"Mas como, então, se cumpririam as Escrituras, que dizem que assim deve acontecer?" Mt 27.54.
Jesus morreu porque as Escrituras previram ou as escrituras previram porque Jesus, de fato, cumpriria o que estava escrito?
Jesus fala a Pedro estas palavras após o apóstolo ter ferido a orelha do servo do sacerdote, ao ser preso no jardim do Getsêmani.
Podemos ver aqui, como em muitas outras falas de Mateus, a referência as Escrituras prevendo tal acontecimento. Podemos imaginar então um certo determinismo, ou seja, tudo vai acontecer porque está determinado que assim seja.
Não posso dizer sobre todos os demais casos. Teria de investigar um a um. No entanto, neste específico, onde Jesus diz: "como se cumpririam as Escrituras que dizem que assim deve acontecer?", não se trata de determinismo e sim de comprometimento.
Jesus conhecia as Escrituras. Ele sabia que ele era a pessoa a respeito de quem elas falavam. E o único, o exclusivo e único modo pelo qual os eleitos possam ser salvos é a morte do Messias.
Um pouco antes, Jesus diz ao mesmo Pedro que ele poderia rogar por livramento e isto seria imediatamente concedido. Todavia, Jesus não pede. E um pouco mais atrás, Jesus está tão angustiado, tão deprimido, a ponto de morrer. Segundo Lucas 22.44 a angústia era tão profunda que seu suor estavam misturado a sangue, devido a um fenômeno conhecido como hematidrose. Este fenômeno é especialmente raro. Somente um abatimento físico extraordinário motivado por grande pavor é capaz de causar a ruptura dos vaos capilares sob as glândulas sudoríparas, misturando sangue ao suor.
No jardim, Jesus lembra das Escrituras. Ele é o escolhido do Pai para aquela tarefa. Ele havia dito, na boca de Isaías: "eis-me aqui, envia-me a mim". E Jesus não desiste. Não volta a traz. Ele está comprometido. Ele prometeu. E ele não é "homem para mentir, nem filho do homem para que se arrependa".
Jesus olha para as Escrituras e sabe que se ele desiste, elas não se cumprirão. E esta seria uma realidade possível. Nunca saberemos qual rumo teria a criação, mas ela era uma possibilidade real.
A diferença é que esta realidade possível se desenvolveria com a desistência de Jesus, não cumprindo o contrato que ele assinou, o compromisso que ele assumiu.
Posso até pensar que seria legítimo. Quem de nós não pensaria em desistir de um contrato se ele se tornasse impagável? Aliás, no linguajar jurídico até se diz distrato, quando uma das partes quer refazer ou desistir. E isto é até legal.

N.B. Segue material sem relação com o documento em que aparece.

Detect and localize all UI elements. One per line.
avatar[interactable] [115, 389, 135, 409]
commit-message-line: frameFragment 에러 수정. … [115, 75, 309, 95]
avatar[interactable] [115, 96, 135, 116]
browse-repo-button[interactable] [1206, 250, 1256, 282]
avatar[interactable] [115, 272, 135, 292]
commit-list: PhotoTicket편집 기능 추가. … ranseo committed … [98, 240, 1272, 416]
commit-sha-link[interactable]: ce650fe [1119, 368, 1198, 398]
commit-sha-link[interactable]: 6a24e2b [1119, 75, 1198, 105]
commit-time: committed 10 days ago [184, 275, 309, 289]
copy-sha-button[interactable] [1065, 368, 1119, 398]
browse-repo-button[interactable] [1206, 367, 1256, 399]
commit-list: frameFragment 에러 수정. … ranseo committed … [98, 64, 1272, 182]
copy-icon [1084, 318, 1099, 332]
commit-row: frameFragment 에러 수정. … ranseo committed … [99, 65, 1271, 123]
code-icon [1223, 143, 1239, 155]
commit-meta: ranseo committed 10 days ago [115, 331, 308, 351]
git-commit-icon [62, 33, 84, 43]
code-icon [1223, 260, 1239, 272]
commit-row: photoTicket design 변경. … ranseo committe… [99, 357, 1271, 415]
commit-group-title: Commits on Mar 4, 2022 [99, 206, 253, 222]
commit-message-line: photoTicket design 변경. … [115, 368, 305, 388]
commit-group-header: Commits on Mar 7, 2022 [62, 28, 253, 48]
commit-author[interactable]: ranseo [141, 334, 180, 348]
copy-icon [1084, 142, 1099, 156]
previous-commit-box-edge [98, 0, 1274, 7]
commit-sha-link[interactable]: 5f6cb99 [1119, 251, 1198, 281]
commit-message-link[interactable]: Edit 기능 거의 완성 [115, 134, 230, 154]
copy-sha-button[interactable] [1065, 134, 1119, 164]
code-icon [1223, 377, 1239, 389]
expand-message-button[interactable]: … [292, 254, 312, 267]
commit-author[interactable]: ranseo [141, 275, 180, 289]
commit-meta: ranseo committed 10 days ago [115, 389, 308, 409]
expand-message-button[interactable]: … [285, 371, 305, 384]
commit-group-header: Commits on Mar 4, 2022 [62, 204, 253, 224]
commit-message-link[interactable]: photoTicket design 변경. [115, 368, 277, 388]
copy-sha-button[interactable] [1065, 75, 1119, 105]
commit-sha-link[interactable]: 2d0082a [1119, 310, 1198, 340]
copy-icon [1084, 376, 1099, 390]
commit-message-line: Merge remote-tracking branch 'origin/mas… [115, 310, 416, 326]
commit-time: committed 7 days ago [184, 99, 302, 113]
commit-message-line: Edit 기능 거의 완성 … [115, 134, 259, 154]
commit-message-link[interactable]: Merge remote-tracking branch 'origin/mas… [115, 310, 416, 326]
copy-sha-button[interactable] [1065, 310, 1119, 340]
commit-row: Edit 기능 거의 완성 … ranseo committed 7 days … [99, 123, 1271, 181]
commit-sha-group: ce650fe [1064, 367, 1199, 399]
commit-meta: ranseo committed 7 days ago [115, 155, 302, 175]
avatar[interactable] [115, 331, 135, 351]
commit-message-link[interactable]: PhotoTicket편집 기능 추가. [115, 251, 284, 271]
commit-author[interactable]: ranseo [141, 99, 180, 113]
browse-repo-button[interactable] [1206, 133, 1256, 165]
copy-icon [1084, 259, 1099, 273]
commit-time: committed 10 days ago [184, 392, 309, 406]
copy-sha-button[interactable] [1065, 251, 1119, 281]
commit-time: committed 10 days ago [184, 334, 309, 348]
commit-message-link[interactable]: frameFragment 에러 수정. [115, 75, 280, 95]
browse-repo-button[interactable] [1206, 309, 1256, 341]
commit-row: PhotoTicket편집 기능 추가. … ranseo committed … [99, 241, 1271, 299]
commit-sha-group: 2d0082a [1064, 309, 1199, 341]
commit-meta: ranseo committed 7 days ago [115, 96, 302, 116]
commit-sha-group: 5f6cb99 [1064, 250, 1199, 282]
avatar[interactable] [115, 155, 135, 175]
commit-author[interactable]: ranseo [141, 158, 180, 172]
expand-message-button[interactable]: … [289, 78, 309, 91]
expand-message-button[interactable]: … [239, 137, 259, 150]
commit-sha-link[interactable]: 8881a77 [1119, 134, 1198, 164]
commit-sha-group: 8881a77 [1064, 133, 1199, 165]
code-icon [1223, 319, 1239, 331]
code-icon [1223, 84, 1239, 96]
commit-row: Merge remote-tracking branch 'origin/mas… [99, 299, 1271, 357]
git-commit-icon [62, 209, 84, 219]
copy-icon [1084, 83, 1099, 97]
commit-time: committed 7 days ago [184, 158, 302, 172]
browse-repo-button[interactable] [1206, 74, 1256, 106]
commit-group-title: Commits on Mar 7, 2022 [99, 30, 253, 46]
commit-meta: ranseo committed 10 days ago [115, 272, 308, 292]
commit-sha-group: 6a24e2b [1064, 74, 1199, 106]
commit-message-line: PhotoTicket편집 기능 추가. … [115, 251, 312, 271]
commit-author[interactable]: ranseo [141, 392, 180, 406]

Entretanto, Jesus não desistiu. Dentre muitos motivos, um deles é que isto desmoralizaria o Pai. Desacretitaria as Escrituras. E ele, Jesus, estava comprometido com a Trindade. Por isso ele segue em diante.
Jesus morre não porque simplesmente estava escrito. Estava escrito porque ele, Jesus, é fiel. O Pai escreveu porque sabia que podia confiar no Filho. Neste sentido, a pessoa de Jesus vem antes de sua própria escrita.
Como pequenos cristos devemos ter o mínimo de comprometimento. Seja o nosso sim, sim; nosso não, não.
Jamais chegaremos ao nível de Cristo, entretanto, devemos ter mais compromisso, muitas vezes com risco de prejuízo pessoal, com os acordos que firmamos.
Sejamos fiéis nos relacionamentos conjugais e familiares. Nas relações sociais no trabalho, na escola, na sociedade em geral.
Acima de tudo, sejamos fiéis no comprometimento com a igreja, com a comunidade local onde congregamos. Fiéis nas participações, nos horários, nos serviços, no sustento, na cooperação.
Muitas vezes esta fidelidade nos causará angústias. Quando isto acontecer, lembremo-nos deste momento de Jesus. Clamemos para que ele nos conforte e nos fortaleça neste dia para que não desistamos dos compromissos assumidos.